En ce qui concerne l’Amérique latine, qui a toujours eu une « rhétorique agressive envers les États-Unis », rappelle Laurence Nardon, elle est « un peu un non-sujet » pour ces derniers. En revanche, l’Union européenne, elle, se retrouve dans une position difficile. « C’est très frustrant pour l’UE. Et les discussions ont eu lieu de manière bilatérale, alors qu’il aurait fallu une réponse à 27, unanime (aux révélations de l’analyste américain), et cela est la preuve de la faiblesse d’une UE qui passe par une très grande crise. » Pour Nicholas Dungan, au contraire, « l’affaire Snowden n’affectera guère les relations – stratégiques ou pratiques – entre les États, en définitive.
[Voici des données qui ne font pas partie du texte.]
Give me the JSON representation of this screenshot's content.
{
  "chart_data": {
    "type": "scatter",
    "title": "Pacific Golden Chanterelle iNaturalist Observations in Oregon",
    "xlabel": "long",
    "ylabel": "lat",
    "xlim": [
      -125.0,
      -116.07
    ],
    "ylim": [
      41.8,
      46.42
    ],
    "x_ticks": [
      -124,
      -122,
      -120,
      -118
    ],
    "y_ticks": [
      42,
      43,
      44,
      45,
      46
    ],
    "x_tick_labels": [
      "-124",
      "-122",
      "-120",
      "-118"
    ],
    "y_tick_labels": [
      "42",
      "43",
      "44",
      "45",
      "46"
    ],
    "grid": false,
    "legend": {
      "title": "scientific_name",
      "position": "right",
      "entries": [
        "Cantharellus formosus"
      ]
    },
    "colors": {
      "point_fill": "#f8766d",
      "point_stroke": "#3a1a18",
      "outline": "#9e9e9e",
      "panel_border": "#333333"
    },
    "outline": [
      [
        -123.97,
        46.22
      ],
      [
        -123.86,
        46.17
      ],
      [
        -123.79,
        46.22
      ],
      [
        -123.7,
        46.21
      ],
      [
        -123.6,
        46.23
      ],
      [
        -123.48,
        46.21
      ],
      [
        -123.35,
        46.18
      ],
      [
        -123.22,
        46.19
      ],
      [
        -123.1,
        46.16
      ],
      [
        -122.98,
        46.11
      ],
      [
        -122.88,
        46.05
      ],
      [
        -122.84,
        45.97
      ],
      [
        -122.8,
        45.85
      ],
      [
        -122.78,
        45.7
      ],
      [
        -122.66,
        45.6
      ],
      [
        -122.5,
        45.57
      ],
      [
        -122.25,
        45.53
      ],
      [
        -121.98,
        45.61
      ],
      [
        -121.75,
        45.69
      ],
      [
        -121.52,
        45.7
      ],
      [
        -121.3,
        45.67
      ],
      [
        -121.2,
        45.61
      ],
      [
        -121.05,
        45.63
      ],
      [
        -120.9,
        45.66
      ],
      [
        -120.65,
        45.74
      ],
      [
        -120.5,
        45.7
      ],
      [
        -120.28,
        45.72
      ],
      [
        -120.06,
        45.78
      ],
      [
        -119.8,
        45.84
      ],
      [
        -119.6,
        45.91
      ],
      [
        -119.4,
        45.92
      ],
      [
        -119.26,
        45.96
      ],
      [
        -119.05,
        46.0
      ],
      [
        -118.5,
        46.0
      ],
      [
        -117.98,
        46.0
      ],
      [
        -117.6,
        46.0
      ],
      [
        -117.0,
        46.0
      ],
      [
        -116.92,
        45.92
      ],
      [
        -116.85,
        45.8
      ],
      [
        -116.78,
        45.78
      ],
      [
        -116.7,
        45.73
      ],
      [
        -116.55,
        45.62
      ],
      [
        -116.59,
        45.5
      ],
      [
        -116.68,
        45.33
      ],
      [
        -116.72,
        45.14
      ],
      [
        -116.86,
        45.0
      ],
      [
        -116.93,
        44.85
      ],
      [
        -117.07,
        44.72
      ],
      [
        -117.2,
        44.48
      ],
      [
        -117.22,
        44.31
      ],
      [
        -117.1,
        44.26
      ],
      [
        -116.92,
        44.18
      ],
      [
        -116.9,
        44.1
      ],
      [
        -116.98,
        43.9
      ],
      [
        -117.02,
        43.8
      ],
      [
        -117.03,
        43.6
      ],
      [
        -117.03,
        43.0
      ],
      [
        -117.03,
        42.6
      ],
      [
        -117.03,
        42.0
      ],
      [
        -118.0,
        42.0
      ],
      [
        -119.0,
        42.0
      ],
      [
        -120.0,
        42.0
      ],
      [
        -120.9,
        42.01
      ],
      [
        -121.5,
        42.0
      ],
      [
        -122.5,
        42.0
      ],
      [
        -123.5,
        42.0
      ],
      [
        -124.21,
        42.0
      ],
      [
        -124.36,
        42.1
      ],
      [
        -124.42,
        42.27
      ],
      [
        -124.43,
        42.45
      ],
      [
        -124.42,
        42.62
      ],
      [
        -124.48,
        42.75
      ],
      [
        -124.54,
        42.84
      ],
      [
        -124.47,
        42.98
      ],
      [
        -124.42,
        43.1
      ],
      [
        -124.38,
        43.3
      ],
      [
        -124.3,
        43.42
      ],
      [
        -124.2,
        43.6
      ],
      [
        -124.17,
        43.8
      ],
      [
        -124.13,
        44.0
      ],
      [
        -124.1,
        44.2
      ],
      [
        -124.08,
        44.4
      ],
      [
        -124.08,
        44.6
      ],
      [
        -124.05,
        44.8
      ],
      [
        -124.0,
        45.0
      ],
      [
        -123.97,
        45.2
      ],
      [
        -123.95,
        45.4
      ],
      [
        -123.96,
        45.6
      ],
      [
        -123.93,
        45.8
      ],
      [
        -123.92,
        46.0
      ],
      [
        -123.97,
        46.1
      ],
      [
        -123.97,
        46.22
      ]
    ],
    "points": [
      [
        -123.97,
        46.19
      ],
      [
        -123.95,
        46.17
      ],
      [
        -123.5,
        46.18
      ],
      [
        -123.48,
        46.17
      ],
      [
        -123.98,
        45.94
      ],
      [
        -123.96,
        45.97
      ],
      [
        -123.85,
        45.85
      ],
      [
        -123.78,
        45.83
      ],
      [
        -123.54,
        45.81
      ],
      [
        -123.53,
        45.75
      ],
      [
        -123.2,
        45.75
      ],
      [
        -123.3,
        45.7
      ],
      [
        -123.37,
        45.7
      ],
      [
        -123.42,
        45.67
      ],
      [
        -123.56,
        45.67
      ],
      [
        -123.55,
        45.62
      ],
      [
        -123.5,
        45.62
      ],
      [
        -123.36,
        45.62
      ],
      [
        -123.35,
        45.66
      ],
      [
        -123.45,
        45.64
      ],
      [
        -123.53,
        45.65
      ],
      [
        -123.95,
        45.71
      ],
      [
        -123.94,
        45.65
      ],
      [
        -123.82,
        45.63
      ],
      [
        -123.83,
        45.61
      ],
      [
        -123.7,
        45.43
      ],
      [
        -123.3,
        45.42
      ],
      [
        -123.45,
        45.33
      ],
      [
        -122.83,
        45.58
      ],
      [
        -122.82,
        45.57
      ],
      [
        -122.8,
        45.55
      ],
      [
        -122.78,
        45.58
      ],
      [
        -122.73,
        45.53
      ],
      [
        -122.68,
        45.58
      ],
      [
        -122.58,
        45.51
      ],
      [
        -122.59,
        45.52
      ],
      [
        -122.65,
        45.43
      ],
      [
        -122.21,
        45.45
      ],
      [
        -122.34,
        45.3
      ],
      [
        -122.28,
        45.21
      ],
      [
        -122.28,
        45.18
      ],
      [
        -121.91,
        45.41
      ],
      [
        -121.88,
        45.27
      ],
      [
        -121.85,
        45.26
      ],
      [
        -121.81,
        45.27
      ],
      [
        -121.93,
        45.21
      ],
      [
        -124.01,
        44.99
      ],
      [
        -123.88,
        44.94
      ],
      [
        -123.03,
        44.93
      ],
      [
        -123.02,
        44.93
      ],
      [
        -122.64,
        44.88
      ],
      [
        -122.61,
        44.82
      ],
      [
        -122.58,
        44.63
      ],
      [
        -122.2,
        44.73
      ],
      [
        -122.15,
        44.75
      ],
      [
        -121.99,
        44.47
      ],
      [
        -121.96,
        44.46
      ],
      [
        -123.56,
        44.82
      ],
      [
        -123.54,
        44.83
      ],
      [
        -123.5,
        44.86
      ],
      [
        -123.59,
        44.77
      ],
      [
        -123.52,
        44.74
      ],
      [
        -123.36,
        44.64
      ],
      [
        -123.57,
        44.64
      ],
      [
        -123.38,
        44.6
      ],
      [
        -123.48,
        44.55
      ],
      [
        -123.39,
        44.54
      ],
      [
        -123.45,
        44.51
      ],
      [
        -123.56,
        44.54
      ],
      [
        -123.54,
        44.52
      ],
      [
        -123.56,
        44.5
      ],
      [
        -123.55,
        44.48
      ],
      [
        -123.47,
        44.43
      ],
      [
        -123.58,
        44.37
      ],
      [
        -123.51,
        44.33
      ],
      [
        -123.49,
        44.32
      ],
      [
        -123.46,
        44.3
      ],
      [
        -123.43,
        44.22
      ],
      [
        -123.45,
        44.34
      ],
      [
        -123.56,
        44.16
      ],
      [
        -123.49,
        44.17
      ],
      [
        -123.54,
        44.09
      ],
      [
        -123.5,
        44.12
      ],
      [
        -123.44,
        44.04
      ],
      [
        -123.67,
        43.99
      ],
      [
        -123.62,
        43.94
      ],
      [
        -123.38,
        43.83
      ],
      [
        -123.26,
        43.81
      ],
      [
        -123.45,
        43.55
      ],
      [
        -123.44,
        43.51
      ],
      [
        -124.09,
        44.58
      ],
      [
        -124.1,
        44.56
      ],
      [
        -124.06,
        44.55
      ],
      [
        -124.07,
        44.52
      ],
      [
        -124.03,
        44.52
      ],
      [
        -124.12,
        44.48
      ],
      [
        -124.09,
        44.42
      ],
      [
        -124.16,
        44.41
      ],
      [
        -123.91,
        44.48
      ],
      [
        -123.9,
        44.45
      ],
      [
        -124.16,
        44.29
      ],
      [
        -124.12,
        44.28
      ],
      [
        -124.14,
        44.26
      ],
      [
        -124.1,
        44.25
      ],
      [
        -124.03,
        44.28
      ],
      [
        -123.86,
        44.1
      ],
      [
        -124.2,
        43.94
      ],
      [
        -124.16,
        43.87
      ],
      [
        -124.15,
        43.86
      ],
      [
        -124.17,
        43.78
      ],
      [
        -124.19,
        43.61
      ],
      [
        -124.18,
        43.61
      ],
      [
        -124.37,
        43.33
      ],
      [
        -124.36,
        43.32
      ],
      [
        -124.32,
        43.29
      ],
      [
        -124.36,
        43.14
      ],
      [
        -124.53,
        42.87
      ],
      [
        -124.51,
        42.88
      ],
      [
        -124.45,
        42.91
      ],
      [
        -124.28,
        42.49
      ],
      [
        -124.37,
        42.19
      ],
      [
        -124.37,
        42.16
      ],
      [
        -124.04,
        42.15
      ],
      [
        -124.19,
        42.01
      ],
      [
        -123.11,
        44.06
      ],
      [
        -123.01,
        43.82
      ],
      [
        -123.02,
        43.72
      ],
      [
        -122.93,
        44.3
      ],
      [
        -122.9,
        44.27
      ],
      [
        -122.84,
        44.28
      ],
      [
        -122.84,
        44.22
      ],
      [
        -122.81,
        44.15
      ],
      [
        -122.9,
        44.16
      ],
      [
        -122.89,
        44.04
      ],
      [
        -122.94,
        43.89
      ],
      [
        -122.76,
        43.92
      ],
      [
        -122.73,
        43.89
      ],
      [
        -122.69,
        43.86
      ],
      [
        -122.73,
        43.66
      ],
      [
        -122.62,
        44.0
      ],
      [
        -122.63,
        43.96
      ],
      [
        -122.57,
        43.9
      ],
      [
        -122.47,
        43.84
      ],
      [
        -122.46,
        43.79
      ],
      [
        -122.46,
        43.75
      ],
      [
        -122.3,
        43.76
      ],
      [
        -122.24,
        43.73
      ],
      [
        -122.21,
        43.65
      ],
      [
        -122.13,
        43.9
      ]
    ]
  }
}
Il est vrai que des instances comme le Parlement européen pourraient protester mais plus que d’affecter des relations entre gouvernements eux-mêmes, l’affaire Snowden ouvre un débat concernant la relation entre gouvernements et citoyens ». Quant aux conséquences sur les relations diplomatiques entre les USA et le futur pays d’accueil, l’expert juge que le sort de Snowden « constituera un dossier de plus entre les États-Unis et le pays d’asile mais, encore une fois, ne risque pas d’affecter les relations politiques ou stratégiques à condition que Snowden se taise désormais », ce qu’a d’ailleurs exigé la Russie.

 


La lutte contre le terrorisme
Cette affaire affectera-t-elle la guerre contre le terrorisme menée par Washington ? Pour M. Dungan, ce sera le cas « dans la mesure où elle provoquera un débat concernant le bon équilibre à rechercher entre la liberté et la sécurité — un débat nécessaire et qu’on aurait dû avoir il y a longtemps ». En revanche, Laurence Nardon ne voit pas d’impacts à l’avenir sur la lutte américaine contre le terrorisme. « Ça ne change rien et il n’y aura pas de complications à ce niveau. Les agents de renseignements alliés-européens ont des liens directs avec les États-Unis, et ils étaient déjà au courant des écoutes dans les ambassades de toute manière. Ce serait plutôt de l’espionnage industriel, politique, et donc ne concerne aucunement la guerre contre le terrorisme. »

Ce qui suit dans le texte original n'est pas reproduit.